Pénétrés d'une si noble munificence, nous étions à peine de retour dans le triclinium que le serf au profit duquel nous avions manifesté se porta derechef à notre rencontre. Il nous surprit étrangement par la fureur de ses embrassades multipliées et drues, avec force louanges pour notre humanité:—Au surplus, dit-il, vous saurez à l'instant qui vous avez obligé. Le vin dominical est dans la main du garçon de l'échansonnerie; or, c'est moi qui tiens la coupe et vous en tâterez.»

Enfin, après tous ces retards, nous nous couchons à table. Des pages d'Alexandrie, sur nos mains, infusent l'eau de neige, immédiatement suivis par des pédicures très agiles, qui font nos pieds et rognent nos ongles, d'une adresse merveilleuse: ce que faisant, nul ne gardait le silence, mais, vaquant à leur fâcheux emploi, ils l'agrémentaient de chansons. Je fus curieux d'expérimenter si la livrée tout entière chanterait de même. Pour cela, je demandai à boire: un garçon plein de zèle me servit, sur-le-champ, non sans me régaler d'une acide complainte. Pareillement faisaient tous les gens de la maison, sitôt qu'on leur demandait [Pg 70]quelque office. Hanter vous eussiez cru un chœur de pantomimes et non le triclinium d'un paterfamilias.

Entre temps on apporta les promulsis, de tous points magnifiques; les convives sur leurs lits ayant déjà pris place, à la réserve de Trimalchio auquel, par une incongruité nouvelle, on réservait le haut bout.

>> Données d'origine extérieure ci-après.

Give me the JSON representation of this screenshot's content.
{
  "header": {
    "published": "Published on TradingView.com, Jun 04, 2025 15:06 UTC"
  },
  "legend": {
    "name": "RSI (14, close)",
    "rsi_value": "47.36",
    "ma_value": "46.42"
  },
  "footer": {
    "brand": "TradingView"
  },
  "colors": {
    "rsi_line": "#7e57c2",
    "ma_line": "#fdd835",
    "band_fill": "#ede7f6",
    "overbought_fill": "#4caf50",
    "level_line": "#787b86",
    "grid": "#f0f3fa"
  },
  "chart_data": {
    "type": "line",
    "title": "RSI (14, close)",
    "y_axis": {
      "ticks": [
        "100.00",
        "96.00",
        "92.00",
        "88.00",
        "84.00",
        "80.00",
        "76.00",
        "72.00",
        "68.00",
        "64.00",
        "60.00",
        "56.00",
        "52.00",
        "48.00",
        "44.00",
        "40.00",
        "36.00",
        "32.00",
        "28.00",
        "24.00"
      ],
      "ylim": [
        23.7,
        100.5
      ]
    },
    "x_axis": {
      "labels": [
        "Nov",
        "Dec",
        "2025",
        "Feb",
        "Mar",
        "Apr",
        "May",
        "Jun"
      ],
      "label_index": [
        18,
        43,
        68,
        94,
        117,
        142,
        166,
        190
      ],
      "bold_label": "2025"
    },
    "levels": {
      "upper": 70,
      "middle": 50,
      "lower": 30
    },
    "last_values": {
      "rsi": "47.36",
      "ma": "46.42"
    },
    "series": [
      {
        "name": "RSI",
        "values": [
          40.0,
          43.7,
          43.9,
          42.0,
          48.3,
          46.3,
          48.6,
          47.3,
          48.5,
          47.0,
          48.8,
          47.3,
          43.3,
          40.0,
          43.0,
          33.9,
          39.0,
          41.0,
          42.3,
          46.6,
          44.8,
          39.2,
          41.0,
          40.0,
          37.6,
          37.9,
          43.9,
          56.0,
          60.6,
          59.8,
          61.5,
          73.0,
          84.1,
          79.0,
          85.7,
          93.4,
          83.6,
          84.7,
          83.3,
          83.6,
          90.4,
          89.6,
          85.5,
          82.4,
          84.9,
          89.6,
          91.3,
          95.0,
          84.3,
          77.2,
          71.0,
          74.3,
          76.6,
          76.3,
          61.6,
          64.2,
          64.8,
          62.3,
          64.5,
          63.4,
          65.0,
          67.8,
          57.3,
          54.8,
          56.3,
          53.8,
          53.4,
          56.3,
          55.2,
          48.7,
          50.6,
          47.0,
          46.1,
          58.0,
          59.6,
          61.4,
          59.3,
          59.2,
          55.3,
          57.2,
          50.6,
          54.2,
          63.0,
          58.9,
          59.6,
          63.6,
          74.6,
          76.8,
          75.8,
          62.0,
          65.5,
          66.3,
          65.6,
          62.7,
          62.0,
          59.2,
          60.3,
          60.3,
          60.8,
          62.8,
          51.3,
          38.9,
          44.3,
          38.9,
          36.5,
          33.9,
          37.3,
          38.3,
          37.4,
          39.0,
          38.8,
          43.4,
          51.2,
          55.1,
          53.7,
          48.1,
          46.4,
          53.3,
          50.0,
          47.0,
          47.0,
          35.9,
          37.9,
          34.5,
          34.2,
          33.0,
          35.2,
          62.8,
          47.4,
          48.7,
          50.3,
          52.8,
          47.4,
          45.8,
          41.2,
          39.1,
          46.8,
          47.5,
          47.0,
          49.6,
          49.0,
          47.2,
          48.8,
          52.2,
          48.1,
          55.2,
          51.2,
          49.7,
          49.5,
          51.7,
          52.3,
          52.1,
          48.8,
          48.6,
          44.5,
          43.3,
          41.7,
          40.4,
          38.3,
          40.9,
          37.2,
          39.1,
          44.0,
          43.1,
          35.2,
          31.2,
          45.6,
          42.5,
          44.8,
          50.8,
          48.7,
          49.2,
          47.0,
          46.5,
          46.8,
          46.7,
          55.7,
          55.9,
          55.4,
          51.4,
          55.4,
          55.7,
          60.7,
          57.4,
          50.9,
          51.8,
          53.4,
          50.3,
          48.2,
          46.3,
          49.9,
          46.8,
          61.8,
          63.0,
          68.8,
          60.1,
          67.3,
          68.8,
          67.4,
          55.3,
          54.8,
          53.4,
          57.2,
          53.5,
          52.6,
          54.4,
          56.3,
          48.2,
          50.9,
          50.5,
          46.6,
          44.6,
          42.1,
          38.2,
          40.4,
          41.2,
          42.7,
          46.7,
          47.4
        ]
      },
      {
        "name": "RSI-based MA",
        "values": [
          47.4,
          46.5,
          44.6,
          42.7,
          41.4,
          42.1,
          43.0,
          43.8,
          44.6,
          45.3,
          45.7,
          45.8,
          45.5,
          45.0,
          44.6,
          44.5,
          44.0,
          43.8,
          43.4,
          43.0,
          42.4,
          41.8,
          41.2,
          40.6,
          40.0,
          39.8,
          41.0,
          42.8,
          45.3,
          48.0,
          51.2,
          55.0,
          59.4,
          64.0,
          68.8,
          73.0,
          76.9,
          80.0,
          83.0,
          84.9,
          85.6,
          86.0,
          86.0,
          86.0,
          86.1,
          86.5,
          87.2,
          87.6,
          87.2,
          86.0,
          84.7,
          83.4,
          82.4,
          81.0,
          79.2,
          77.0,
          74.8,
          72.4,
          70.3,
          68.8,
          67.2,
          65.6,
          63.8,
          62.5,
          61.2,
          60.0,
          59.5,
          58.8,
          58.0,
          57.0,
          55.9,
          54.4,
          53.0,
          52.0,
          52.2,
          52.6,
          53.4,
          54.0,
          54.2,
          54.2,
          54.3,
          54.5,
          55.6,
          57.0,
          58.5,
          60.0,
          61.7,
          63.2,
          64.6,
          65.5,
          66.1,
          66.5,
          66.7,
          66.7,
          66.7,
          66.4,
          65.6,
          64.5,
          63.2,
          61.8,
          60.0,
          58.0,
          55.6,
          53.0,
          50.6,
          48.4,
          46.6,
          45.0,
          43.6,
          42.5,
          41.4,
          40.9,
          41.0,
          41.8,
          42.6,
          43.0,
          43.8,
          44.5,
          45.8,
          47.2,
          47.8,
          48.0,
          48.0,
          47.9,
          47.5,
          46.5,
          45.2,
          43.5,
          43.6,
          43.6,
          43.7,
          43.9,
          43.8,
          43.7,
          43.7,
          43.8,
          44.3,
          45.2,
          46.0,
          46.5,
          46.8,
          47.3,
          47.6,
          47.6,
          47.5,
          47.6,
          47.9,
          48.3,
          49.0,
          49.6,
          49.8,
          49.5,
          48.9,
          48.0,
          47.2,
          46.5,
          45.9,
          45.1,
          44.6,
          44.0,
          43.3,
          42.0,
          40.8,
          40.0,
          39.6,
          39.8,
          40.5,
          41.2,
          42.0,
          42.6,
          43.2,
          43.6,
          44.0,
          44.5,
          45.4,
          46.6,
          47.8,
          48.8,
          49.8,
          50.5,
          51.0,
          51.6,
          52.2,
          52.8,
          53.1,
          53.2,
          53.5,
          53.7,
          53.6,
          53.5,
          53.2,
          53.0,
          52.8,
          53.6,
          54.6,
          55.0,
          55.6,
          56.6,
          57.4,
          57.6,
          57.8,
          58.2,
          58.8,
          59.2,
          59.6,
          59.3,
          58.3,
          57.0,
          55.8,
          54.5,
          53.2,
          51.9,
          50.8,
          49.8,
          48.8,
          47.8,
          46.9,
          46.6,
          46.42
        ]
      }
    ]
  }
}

Au milieu de la table, dans une manière de plateau, se prélassait une bourrique en métal de Corinthe, portant sur le dos un bissac dont les poches contenaient, l'une des olives blanches, l'autre des olives noires. Flanquaient l'ânon deux plats circulaires. Sur leurs marges étaient gravés le nom de Trimalchio et le poids du métal. Tels porte-assiettes, réunis en arceaux, présentaient des loirs saupoudrés de sésame et arrosés de miel. Sur un gril d'argent fumaient des andouillettes. Sous le gril s'étageaient des prunes syriaques et des pépins de migraine.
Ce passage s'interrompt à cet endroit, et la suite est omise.